I received an email from Xerox this afternoon with some tips for standing out from your competition. To me, they seemed quite worthy of consideration if your considering launching a new sales/marketing project. Whether you’re contemplating a website, brochure or ad campaign, I think these tips will help your project succeed. (source, with slight revisions)
- Know your audience The more you know about a potential customer or employer, the more you can tailor your presentation to what’s important to them. Leverage your personal network and the web to get up to speed quickly. Nothing builds rapport like a relevant, customized presentation.
- Make a great impression Package your product or service in a way that draws in your viewer, has relevant and timely information, and presents your product or service in its best light. Consider hiring a graphic designer that can help pull all your information together and polish it so it shines brightly.
- Listen and learn Good salespeople spend at least half of their time listening; asking questions and listening some more. They adapt their sales pitch to include what’s most relevant to their audience. Incorporating these skills into your sales/marketing projects will add to their relevance to your target audience, and in turn, will help it succeed.
- Create connection Provide opportunities for a prospective buyer to connect with what you’re selling. If it’s a product, let them try it out and see how it works. If it’s an intangible like a service or an idea, provide endorsements or references from industry leaders or other trusted sources.
- Summarize your key selling points Ask yourself what about your offering would benefit your potential customer most. Consider your competition and what sets you apart. Be bold. Lead with your strengths. Remember to emphasize benefits over features. Benefits are the reasons prospects become customers.
- Make it risk free Put yourself in your customer’s shoes. People are naturally excited by new opportunities and ideas, but they’re also cautious about something they’ve never tried. Make it easy for a prospective customer to take a chance on you. Provide references or testimonials from trusted sources. Offer a free trial, free training, an unconditional guarantee, or another assurance to reduce risk.
- Add an incentive Why should a potential customer buy now? Incentives help move sales forward. Price incentives are powerful, but offers of training or additional services are also effective. Other incentives are convenience, location, availability, timeframe, guarantees, trials, bundles, discounts on future purchases, etc. Knowing what’s important to your prospect(s) will help you design a more effective incentive.
- Close the sale When you’ve answered all the questions, countered objections, presented your offering, and reviewed the situation as objectively as you can, ask your prospect if there is anything else you can provide to help them make their decision. After the sale be sure to meet or exceed their expectations and you’ll be well positioned for continued success.

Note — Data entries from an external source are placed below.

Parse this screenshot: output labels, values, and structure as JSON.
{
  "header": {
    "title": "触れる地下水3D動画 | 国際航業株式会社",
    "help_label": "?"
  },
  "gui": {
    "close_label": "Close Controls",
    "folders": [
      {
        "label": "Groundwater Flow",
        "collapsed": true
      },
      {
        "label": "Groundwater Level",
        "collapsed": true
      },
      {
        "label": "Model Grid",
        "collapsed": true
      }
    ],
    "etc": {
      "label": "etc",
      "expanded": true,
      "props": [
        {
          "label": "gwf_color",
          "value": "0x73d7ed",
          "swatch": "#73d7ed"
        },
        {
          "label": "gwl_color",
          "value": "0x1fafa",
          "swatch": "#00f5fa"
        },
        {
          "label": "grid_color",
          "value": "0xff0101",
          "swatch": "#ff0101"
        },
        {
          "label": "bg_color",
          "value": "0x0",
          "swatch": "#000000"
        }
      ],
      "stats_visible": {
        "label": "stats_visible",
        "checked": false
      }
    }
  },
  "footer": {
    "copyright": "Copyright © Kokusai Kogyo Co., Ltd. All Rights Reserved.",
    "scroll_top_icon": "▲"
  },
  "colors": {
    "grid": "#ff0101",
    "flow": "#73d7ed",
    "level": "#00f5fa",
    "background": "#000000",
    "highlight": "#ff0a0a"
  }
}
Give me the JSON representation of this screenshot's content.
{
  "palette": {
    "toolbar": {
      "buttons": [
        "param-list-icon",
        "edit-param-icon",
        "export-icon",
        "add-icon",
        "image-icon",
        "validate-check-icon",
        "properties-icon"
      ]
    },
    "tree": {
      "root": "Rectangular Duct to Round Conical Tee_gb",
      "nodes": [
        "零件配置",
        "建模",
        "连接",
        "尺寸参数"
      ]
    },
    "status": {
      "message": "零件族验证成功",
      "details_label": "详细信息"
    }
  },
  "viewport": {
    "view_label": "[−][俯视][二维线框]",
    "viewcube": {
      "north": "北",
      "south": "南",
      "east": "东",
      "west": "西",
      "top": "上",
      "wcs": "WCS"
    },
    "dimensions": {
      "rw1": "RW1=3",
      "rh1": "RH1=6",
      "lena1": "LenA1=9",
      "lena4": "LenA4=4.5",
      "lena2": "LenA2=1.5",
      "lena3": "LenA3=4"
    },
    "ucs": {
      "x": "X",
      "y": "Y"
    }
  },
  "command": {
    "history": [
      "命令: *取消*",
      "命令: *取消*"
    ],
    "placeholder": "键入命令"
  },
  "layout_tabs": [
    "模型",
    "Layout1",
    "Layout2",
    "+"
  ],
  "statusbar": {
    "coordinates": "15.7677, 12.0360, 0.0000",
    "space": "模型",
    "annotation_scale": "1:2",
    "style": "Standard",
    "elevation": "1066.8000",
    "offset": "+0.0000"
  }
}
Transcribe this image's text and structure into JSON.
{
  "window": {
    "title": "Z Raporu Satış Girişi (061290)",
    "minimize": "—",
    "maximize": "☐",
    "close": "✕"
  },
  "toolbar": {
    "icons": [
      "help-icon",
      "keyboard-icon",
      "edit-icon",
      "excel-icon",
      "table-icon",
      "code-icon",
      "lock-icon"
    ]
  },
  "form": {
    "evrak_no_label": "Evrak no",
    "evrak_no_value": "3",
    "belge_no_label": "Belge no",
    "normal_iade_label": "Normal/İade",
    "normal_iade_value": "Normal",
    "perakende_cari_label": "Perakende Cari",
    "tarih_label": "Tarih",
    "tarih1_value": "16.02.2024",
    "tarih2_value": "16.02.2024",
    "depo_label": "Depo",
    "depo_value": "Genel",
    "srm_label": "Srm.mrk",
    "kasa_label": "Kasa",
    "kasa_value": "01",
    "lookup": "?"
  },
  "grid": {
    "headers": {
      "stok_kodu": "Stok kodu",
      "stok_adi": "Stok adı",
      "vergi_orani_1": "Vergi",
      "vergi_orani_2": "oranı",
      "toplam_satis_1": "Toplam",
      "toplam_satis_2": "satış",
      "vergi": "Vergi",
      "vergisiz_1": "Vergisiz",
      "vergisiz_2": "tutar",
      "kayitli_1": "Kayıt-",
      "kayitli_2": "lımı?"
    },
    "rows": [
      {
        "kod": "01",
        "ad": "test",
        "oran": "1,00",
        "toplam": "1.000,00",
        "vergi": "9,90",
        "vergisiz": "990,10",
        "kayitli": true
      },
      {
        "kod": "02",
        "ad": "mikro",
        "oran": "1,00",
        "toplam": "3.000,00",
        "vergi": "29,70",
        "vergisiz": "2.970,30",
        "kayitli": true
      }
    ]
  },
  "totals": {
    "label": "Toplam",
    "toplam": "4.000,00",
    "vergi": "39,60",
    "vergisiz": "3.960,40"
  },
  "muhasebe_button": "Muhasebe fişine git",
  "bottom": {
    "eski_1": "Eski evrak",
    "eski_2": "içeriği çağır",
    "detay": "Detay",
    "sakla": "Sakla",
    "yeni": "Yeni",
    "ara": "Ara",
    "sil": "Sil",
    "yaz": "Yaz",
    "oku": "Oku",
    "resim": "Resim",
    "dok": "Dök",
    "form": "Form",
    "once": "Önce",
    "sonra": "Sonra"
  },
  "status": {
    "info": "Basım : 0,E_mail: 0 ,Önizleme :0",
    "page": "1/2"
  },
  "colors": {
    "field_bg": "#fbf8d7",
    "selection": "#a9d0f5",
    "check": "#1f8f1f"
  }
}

- Follow up Good follow-up is common sense, but it’s surprising how often it’s neglected. That’s why it helps you stand out. Write a thank you note. Make a phone call to check on delivery or how your product or service is performing. Selling is about relationships. Good ones lead directly to more sales and referrals.
- Ask for feedback The easiest time to ask for feedback is when you’re doing well, but don’t hesitate to ask any time. Customers and prospects may be reluctant to bring up small things on their own. But if you ask how things could improve, they’ll tell you. It’ll help you do even better and stay ahead of your competition.
These are tips that I need to remember when working with current and prospective clients and their projects. Not being a salesperson, I often forget how important it is to make sure we are considering the customer and viewers needs and expectations. It’s good to have a list like this handy to ensure our sales/marketing projects are more effective.